For many people just starting to live on their own or on one income, considering the best options for housing can provoke a lot of anxiety. Almost everyone has in the corner of his or her mind the goal of finally settling down one day into the ideal single home. However, for a lot of individuals, this option may currently seem like a far off or even impractical decision based on their current finances.

 

There are several long-term advantages and disadvantages to either renting or buying property. However, this entry focuses on how you can save money by living in a rental home. BMG Money encourages all of its customers to establish stable finances before they make any major investments or purchases. Get in touch with us today if you are seeking ways to get your finances in order, apply for a personal loan, or need advice or counseling regarding long-term savings and investments.

 

  1. Maintenance and Repair Costs Are Minimal

When you rent instead of owning a home, you have the reassurance of signing a lease under certain terms and conditions. Under most leases, if something goes wrong with the property outside of your immediate control, you are not required to pay for maintenance or repairs. If the stove stops working, the drains are clogged, or the roof begins to leak, you simply have to report the problem to the landlord in order to resolve any problems that arise. However, when you own a home and inherit a poorly maintained infrastructure, old appliances, or a dated HVAC system, it’s only a matter of time before you’ll have to drop significant payments on replacements, maintenance, or repairs.

 

  1. Renters Have Access to Included Amenities

When you rent property instead of owning, you may have the benefit of enjoying additional amenities and services that you otherwise would have to pay for if you owned the property yourself. Some apartment complexes and condominiums offer access to exercise equipment, community centers, and even a pool. Although these additional luxuries can add to the cost of rent, it’s a pittance to pay in comparison to purchasing these amenities on your own property.

 

  1. Renters Avoid Paying Real Estate Taxes

People who rent property are not responsible for paying property taxes. Instead, the landlord picks up the burden of paying these expensive taxes, which can vary within and between states. As a result, you can pocket some extra savings by renting year to year that you can use to stabilize your finances.

 

  1. Paying a Down Payment on a House Can Devour Savings

In order to purchase a house, most financial experts recommend that a buyer have at least 20% of the home’s value ready in order to make a substantial down payment and to avoid paying mortgage insurance.
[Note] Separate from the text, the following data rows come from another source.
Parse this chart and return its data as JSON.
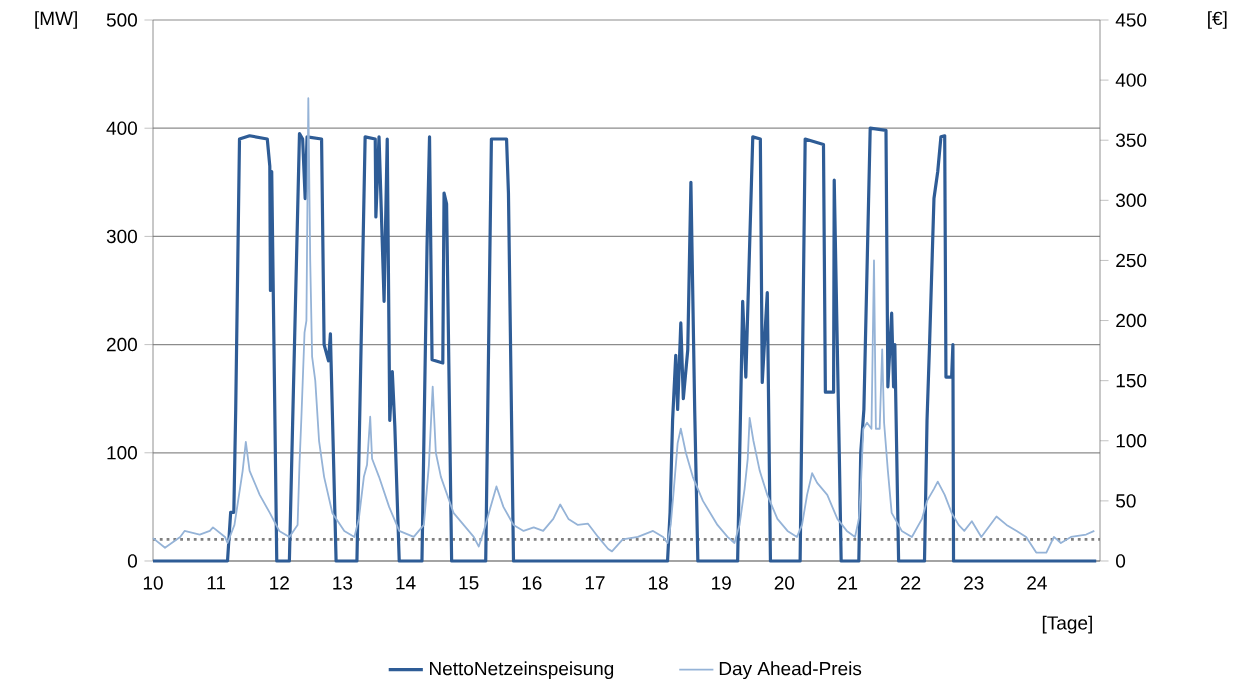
{
  "chart_data": {
    "type": "line",
    "xlabel": "[Tage]",
    "ylabel": "[MW]",
    "y2label": "[€]",
    "xlim": [
      10,
      25
    ],
    "xticks": [
      10,
      11,
      12,
      13,
      14,
      15,
      16,
      17,
      18,
      19,
      20,
      21,
      22,
      23,
      24
    ],
    "ylim": [
      0,
      500
    ],
    "yticks": [
      0,
      100,
      200,
      300,
      400,
      500
    ],
    "y2lim": [
      0,
      450
    ],
    "y2ticks": [
      0,
      50,
      100,
      150,
      200,
      250,
      300,
      350,
      400,
      450
    ],
    "grid": "y",
    "legend": "bottom",
    "marker": "none",
    "ref_lines": [
      {
        "axis": "y",
        "value": 20,
        "color": "#7f7f7f",
        "line_style": "dotted"
      }
    ],
    "series": [
      {
        "name": "NettoNetzeinspeisung",
        "color": "#2e5c96",
        "line_style": "solid",
        "axis": "y",
        "x": [
          10.0,
          11.18,
          11.23,
          11.28,
          11.31,
          11.37,
          11.53,
          11.81,
          11.85,
          11.86,
          11.88,
          11.96,
          12.16,
          12.32,
          12.37,
          12.41,
          12.44,
          12.67,
          12.71,
          12.78,
          12.81,
          12.82,
          12.9,
          13.23,
          13.36,
          13.52,
          13.53,
          13.58,
          13.66,
          13.71,
          13.75,
          13.79,
          13.83,
          13.9,
          14.26,
          14.34,
          14.38,
          14.42,
          14.59,
          14.61,
          14.65,
          14.73,
          15.27,
          15.36,
          15.6,
          15.63,
          15.71,
          18.15,
          18.19,
          18.23,
          18.28,
          18.31,
          18.36,
          18.4,
          18.47,
          18.52,
          18.58,
          18.63,
          19.26,
          19.34,
          19.39,
          19.5,
          19.62,
          19.65,
          19.73,
          19.78,
          20.25,
          20.33,
          20.62,
          20.65,
          20.78,
          20.79,
          20.87,
          20.9,
          21.18,
          21.21,
          21.26,
          21.36,
          21.61,
          21.64,
          21.7,
          21.73,
          21.75,
          21.78,
          21.81,
          22.22,
          22.26,
          22.3,
          22.37,
          22.43,
          22.48,
          22.54,
          22.56,
          22.65,
          22.67,
          22.68,
          24.94
        ],
        "values": [
          0,
          0,
          45,
          45,
          140,
          390,
          393,
          390,
          365,
          250,
          360,
          0,
          0,
          395,
          390,
          335,
          392,
          390,
          200,
          185,
          210,
          185,
          0,
          0,
          392,
          390,
          318,
          392,
          240,
          390,
          130,
          175,
          125,
          0,
          0,
          290,
          392,
          186,
          183,
          340,
          330,
          0,
          0,
          390,
          390,
          340,
          0,
          0,
          45,
          130,
          190,
          140,
          220,
          150,
          195,
          350,
          140,
          0,
          0,
          240,
          170,
          392,
          390,
          165,
          248,
          0,
          0,
          390,
          385,
          156,
          156,
          352,
          100,
          0,
          0,
          100,
          140,
          400,
          398,
          161,
          229,
          161,
          200,
          100,
          0,
          0,
          130,
          200,
          335,
          360,
          392,
          393,
          170,
          170,
          200,
          0,
          0
        ]
      },
      {
        "name": "Day Ahead-Preis",
        "color": "#95b3d7",
        "line_style": "solid",
        "axis": "y2",
        "x": [
          10.0,
          10.19,
          10.43,
          10.5,
          10.74,
          10.9,
          10.95,
          11.14,
          11.18,
          11.29,
          11.42,
          11.47,
          11.53,
          11.69,
          11.85,
          12.0,
          12.16,
          12.29,
          12.32,
          12.35,
          12.4,
          12.43,
          12.46,
          12.49,
          12.52,
          12.57,
          12.63,
          12.71,
          12.84,
          13.03,
          13.19,
          13.26,
          13.34,
          13.39,
          13.44,
          13.47,
          13.58,
          13.74,
          13.9,
          14.13,
          14.29,
          14.37,
          14.43,
          14.48,
          14.56,
          14.76,
          14.92,
          15.08,
          15.16,
          15.24,
          15.32,
          15.44,
          15.55,
          15.71,
          15.87,
          16.03,
          16.18,
          16.34,
          16.45,
          16.58,
          16.73,
          16.89,
          17.05,
          17.21,
          17.27,
          17.44,
          17.68,
          17.92,
          18.08,
          18.15,
          18.2,
          18.25,
          18.31,
          18.36,
          18.44,
          18.55,
          18.71,
          18.94,
          19.1,
          19.21,
          19.29,
          19.37,
          19.42,
          19.45,
          19.51,
          19.61,
          19.73,
          19.89,
          20.05,
          20.2,
          20.28,
          20.36,
          20.44,
          20.52,
          20.68,
          20.84,
          20.99,
          21.12,
          21.18,
          21.21,
          21.25,
          21.31,
          21.38,
          21.42,
          21.45,
          21.51,
          21.55,
          21.58,
          21.64,
          21.7,
          21.86,
          22.02,
          22.18,
          22.26,
          22.37,
          22.43,
          22.54,
          22.65,
          22.76,
          22.85,
          22.97,
          23.12,
          23.36,
          23.52,
          23.68,
          23.83,
          23.99,
          24.15,
          24.27,
          24.38,
          24.54,
          24.78,
          24.91
        ],
        "values": [
          19,
          11,
          20,
          25,
          22,
          25,
          28,
          20,
          15,
          30,
          75,
          99,
          75,
          55,
          40,
          25,
          20,
          30,
          80,
          119,
          190,
          200,
          385,
          250,
          170,
          150,
          100,
          70,
          40,
          25,
          20,
          35,
          70,
          80,
          120,
          85,
          70,
          45,
          25,
          20,
          30,
          80,
          145,
          90,
          70,
          40,
          30,
          20,
          12,
          25,
          40,
          62,
          45,
          30,
          25,
          28,
          25,
          35,
          47,
          35,
          30,
          31,
          20,
          10,
          8,
          18,
          20,
          25,
          20,
          15,
          30,
          60,
          98,
          110,
          90,
          70,
          50,
          30,
          20,
          15,
          30,
          60,
          85,
          119,
          100,
          75,
          55,
          35,
          25,
          20,
          30,
          55,
          73,
          65,
          55,
          35,
          25,
          20,
          35,
          60,
          110,
          115,
          110,
          250,
          110,
          110,
          176,
          115,
          75,
          40,
          25,
          20,
          35,
          50,
          60,
          66,
          55,
          40,
          30,
          25,
          33,
          20,
          37,
          30,
          25,
          20,
          7,
          7,
          20,
          15,
          20,
          22,
          25
        ]
      }
    ]
  }
}
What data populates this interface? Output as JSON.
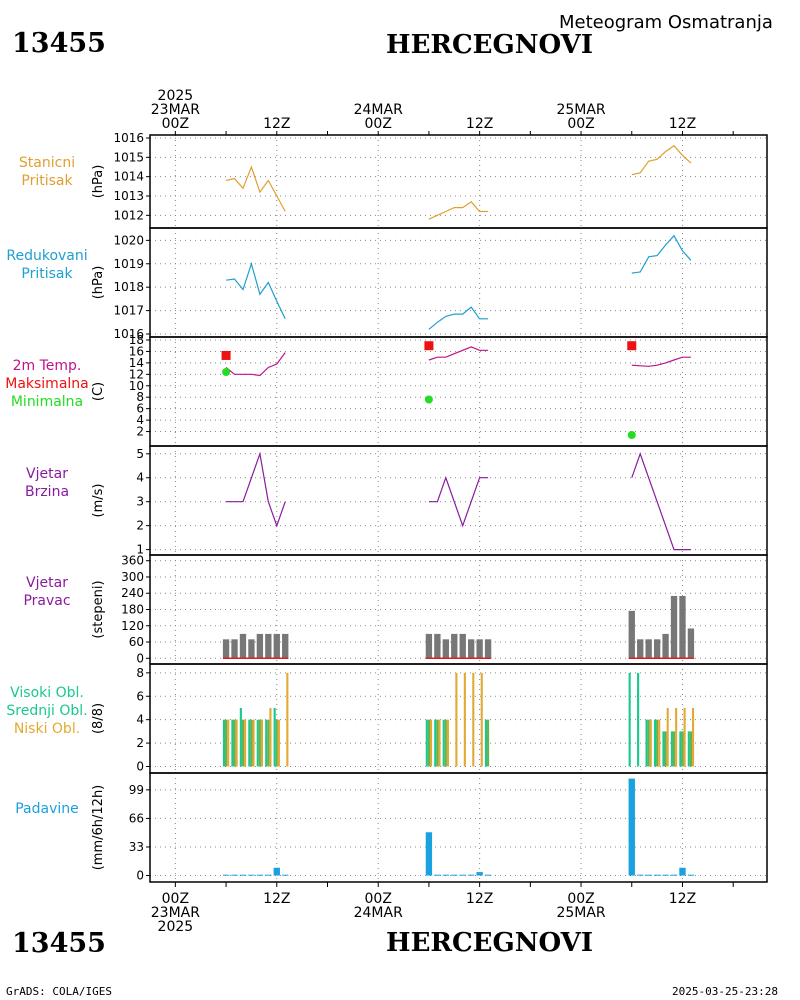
{
  "header": {
    "station_id": "13455",
    "station_name": "HERCEGNOVI",
    "subtitle": "Meteogram Osmatranja"
  },
  "footer": {
    "station_id": "13455",
    "station_name": "HERCEGNOVI",
    "credit": "GrADS: COLA/IGES",
    "timestamp": "2025-03-25-23:28"
  },
  "colors": {
    "pressure_station": "#e0a030",
    "pressure_reduced": "#1f9fd0",
    "temperature": "#c0128a",
    "temp_max": "#ee1111",
    "temp_min": "#22dd22",
    "wind": "#8a1aa0",
    "wind_dir_bar": "#777777",
    "wind_dir_base": "#dd2222",
    "cloud_high": "#17c98f",
    "cloud_mid": "#6ab04c",
    "cloud_low": "#e3aa33",
    "precip": "#1aa1e0"
  },
  "time_axis": {
    "top_ticks": [
      {
        "hour": 0,
        "lines": [
          "2025",
          "23MAR",
          "00Z"
        ]
      },
      {
        "hour": 12,
        "lines": [
          "12Z"
        ]
      },
      {
        "hour": 24,
        "lines": [
          "24MAR",
          "00Z"
        ]
      },
      {
        "hour": 36,
        "lines": [
          "12Z"
        ]
      },
      {
        "hour": 48,
        "lines": [
          "25MAR",
          "00Z"
        ]
      },
      {
        "hour": 60,
        "lines": [
          "12Z"
        ]
      }
    ],
    "bottom_ticks": [
      {
        "hour": 0,
        "lines": [
          "00Z",
          "23MAR",
          "2025"
        ]
      },
      {
        "hour": 12,
        "lines": [
          "12Z"
        ]
      },
      {
        "hour": 24,
        "lines": [
          "00Z",
          "24MAR"
        ]
      },
      {
        "hour": 36,
        "lines": [
          "12Z"
        ]
      },
      {
        "hour": 48,
        "lines": [
          "00Z",
          "25MAR"
        ]
      },
      {
        "hour": 60,
        "lines": [
          "12Z"
        ]
      }
    ],
    "range": [
      -3,
      70
    ]
  },
  "chart_data": [
    {
      "type": "line",
      "label_lines": [
        "Stanicni",
        "Pritisak"
      ],
      "ylabel": "(hPa)",
      "ylim": [
        1011.5,
        1016
      ],
      "yticks": [
        1012,
        1013,
        1014,
        1015,
        1016
      ],
      "series": [
        {
          "color_key": "pressure_station",
          "segments": [
            {
              "x": [
                6,
                7,
                8,
                9,
                10,
                11,
                12,
                13
              ],
              "y": [
                1013.8,
                1013.9,
                1013.4,
                1014.5,
                1013.2,
                1013.8,
                1013.0,
                1012.2
              ]
            },
            {
              "x": [
                30,
                31,
                32,
                33,
                34,
                35,
                36,
                37
              ],
              "y": [
                1011.8,
                1012.0,
                1012.2,
                1012.4,
                1012.4,
                1012.7,
                1012.2,
                1012.2
              ]
            },
            {
              "x": [
                54,
                55,
                56,
                57,
                58,
                59,
                60,
                61
              ],
              "y": [
                1014.1,
                1014.2,
                1014.8,
                1014.9,
                1015.3,
                1015.6,
                1015.1,
                1014.7
              ]
            }
          ]
        }
      ]
    },
    {
      "type": "line",
      "label_lines": [
        "Redukovani",
        "Pritisak"
      ],
      "ylabel": "(hPa)",
      "ylim": [
        1016,
        1020.4
      ],
      "yticks": [
        1016,
        1017,
        1018,
        1019,
        1020
      ],
      "series": [
        {
          "color_key": "pressure_reduced",
          "segments": [
            {
              "x": [
                6,
                7,
                8,
                9,
                10,
                11,
                12,
                13
              ],
              "y": [
                1018.3,
                1018.35,
                1017.9,
                1019.0,
                1017.7,
                1018.2,
                1017.4,
                1016.65
              ]
            },
            {
              "x": [
                30,
                31,
                32,
                33,
                34,
                35,
                36,
                37
              ],
              "y": [
                1016.2,
                1016.5,
                1016.75,
                1016.85,
                1016.85,
                1017.15,
                1016.65,
                1016.65
              ]
            },
            {
              "x": [
                54,
                55,
                56,
                57,
                58,
                59,
                60,
                61
              ],
              "y": [
                1018.6,
                1018.65,
                1019.3,
                1019.35,
                1019.8,
                1020.2,
                1019.55,
                1019.15
              ]
            }
          ]
        }
      ]
    },
    {
      "type": "line",
      "label_lines": [
        "2m Temp.",
        "Maksimalna",
        "Minimalna"
      ],
      "label_color_keys": [
        "temperature",
        "temp_max",
        "temp_min"
      ],
      "ylabel": "(C)",
      "ylim": [
        0,
        18
      ],
      "yticks": [
        2,
        4,
        6,
        8,
        10,
        12,
        14,
        16,
        18
      ],
      "series": [
        {
          "color_key": "temperature",
          "segments": [
            {
              "x": [
                6,
                7,
                8,
                9,
                10,
                11,
                12,
                13
              ],
              "y": [
                13.2,
                12.0,
                12.0,
                12.0,
                11.8,
                13.2,
                13.8,
                15.8
              ]
            },
            {
              "x": [
                30,
                31,
                32,
                33,
                34,
                35,
                36,
                37
              ],
              "y": [
                14.5,
                15.0,
                15.0,
                15.6,
                16.2,
                16.8,
                16.2,
                16.2
              ]
            },
            {
              "x": [
                54,
                55,
                56,
                57,
                58,
                59,
                60,
                61
              ],
              "y": [
                13.6,
                13.5,
                13.4,
                13.6,
                14.0,
                14.5,
                15.0,
                15.0
              ]
            }
          ]
        }
      ],
      "max_points": [
        {
          "x": 6,
          "y": 15.3
        },
        {
          "x": 30,
          "y": 17.0
        },
        {
          "x": 54,
          "y": 17.0
        }
      ],
      "min_points": [
        {
          "x": 6,
          "y": 12.4
        },
        {
          "x": 30,
          "y": 7.6
        },
        {
          "x": 54,
          "y": 1.4
        }
      ]
    },
    {
      "type": "line",
      "label_lines": [
        "Vjetar",
        "Brzina"
      ],
      "label_color_keys": [
        "wind",
        "wind"
      ],
      "ylabel": "(m/s)",
      "ylim": [
        0.9,
        5.2
      ],
      "yticks": [
        1,
        2,
        3,
        4,
        5
      ],
      "series": [
        {
          "color_key": "wind",
          "segments": [
            {
              "x": [
                6,
                8,
                10,
                11,
                12,
                13
              ],
              "y": [
                3,
                3,
                5,
                3,
                2,
                3
              ]
            },
            {
              "x": [
                30,
                31,
                32,
                34,
                36,
                37
              ],
              "y": [
                3,
                3,
                4,
                2,
                4,
                4
              ]
            },
            {
              "x": [
                54,
                55,
                58,
                59,
                60,
                61
              ],
              "y": [
                4,
                5,
                2,
                1,
                1,
                1
              ]
            }
          ]
        }
      ]
    },
    {
      "type": "bar",
      "label_lines": [
        "Vjetar",
        "Pravac"
      ],
      "label_color_keys": [
        "wind",
        "wind"
      ],
      "ylabel": "(stepeni)",
      "ylim": [
        -10,
        370
      ],
      "yticks": [
        0,
        60,
        120,
        180,
        240,
        300,
        360
      ],
      "series": [
        {
          "color_key": "wind_dir_bar",
          "x": [
            6,
            7,
            8,
            9,
            10,
            11,
            12,
            13,
            30,
            31,
            32,
            33,
            34,
            35,
            36,
            37,
            54,
            55,
            56,
            57,
            58,
            59,
            60,
            61
          ],
          "values": [
            70,
            70,
            90,
            70,
            90,
            90,
            90,
            90,
            90,
            90,
            70,
            90,
            90,
            70,
            70,
            70,
            175,
            70,
            70,
            70,
            90,
            230,
            230,
            110
          ]
        }
      ]
    },
    {
      "type": "bar",
      "label_lines": [
        "Visoki Obl.",
        "Srednji Obl.",
        "Niski Obl."
      ],
      "label_color_keys": [
        "cloud_high",
        "cloud_high",
        "cloud_low"
      ],
      "ylabel": "(8/8)",
      "ylim": [
        -0.3,
        8.5
      ],
      "yticks": [
        0,
        2,
        4,
        6,
        8
      ],
      "x": [
        6,
        7,
        8,
        9,
        10,
        11,
        12,
        13,
        30,
        31,
        32,
        33,
        34,
        35,
        36,
        37,
        54,
        55,
        56,
        57,
        58,
        59,
        60,
        61
      ],
      "series": [
        {
          "name": "Visoki Obl.",
          "color_key": "cloud_high",
          "values": [
            4,
            4,
            5,
            4,
            4,
            4,
            5,
            0,
            4,
            4,
            4,
            0,
            0,
            0,
            0,
            4,
            8,
            8,
            4,
            4,
            3,
            3,
            3,
            3
          ]
        },
        {
          "name": "Srednji Obl.",
          "color_key": "cloud_mid",
          "values": [
            4,
            4,
            4,
            4,
            4,
            4,
            4,
            0,
            4,
            4,
            4,
            0,
            0,
            0,
            0,
            4,
            0,
            0,
            4,
            4,
            3,
            3,
            3,
            3
          ]
        },
        {
          "name": "Niski Obl.",
          "color_key": "cloud_low",
          "values": [
            4,
            4,
            4,
            4,
            4,
            5,
            4,
            8,
            4,
            4,
            4,
            8,
            8,
            8,
            8,
            0,
            0,
            0,
            4,
            4,
            5,
            5,
            5,
            5
          ]
        }
      ]
    },
    {
      "type": "bar",
      "label_lines": [
        "Padavine"
      ],
      "label_color_keys": [
        "precip"
      ],
      "ylabel": "(mm/6h/12h)",
      "ylim": [
        -4,
        115
      ],
      "yticks": [
        0,
        33,
        66,
        99
      ],
      "series": [
        {
          "color_key": "precip",
          "x": [
            6,
            7,
            8,
            9,
            10,
            11,
            12,
            13,
            30,
            31,
            32,
            33,
            34,
            35,
            36,
            37,
            54,
            55,
            56,
            57,
            58,
            59,
            60,
            61
          ],
          "values": [
            1,
            1,
            1,
            1,
            1,
            1,
            9,
            1,
            50,
            1,
            1,
            1,
            1,
            1,
            4,
            1,
            112,
            1,
            1,
            1,
            1,
            1,
            9,
            1
          ]
        }
      ]
    }
  ]
}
This can easily add up to tens of thousands of dollars and require you to possibly cash in completely on all of your savings.

 

In comparison, when renting most landlords require a security deposit equivalent to the rate of one month’s rent. When you don’t have a significant amount of money in savings, renting property will ensure that you have enough money on reserve to furnish a rental property in addition to continuing to bolster your savings.

 

  1. Utility Costs Tend to Cost Less While Renting

Energy and utility costs can quickly add up to hundreds of extra dollars per month in addition to the cost of a mortgage. Some landlords can include internet access, water, sewage, and trash disposal as part of the flat rate associated with monthly rent. Because utility costs continue to rise, you can end up pocketing up to thousands of extra dollars per year when you rent instead of own property.

 

  1. It’s Easier to Relocate

If you purchase property, the savings benefits of ownership do not really begin to show their face until several years of ownership. If you have not yet committed to stable employment, your future goals include traveling frequently, or even if you begin to dislike the area in which you live, it becomes much easier to move out of a rental property and relocate.

 

Even if you signed a lease, sometimes a landlord can be willing to renegotiate its terms, especially if the property is located in a high-demand area. Moving out of and selling a home requires more responsibilities, and you even run the list of losing money on your investment if the sales market is less than ideal.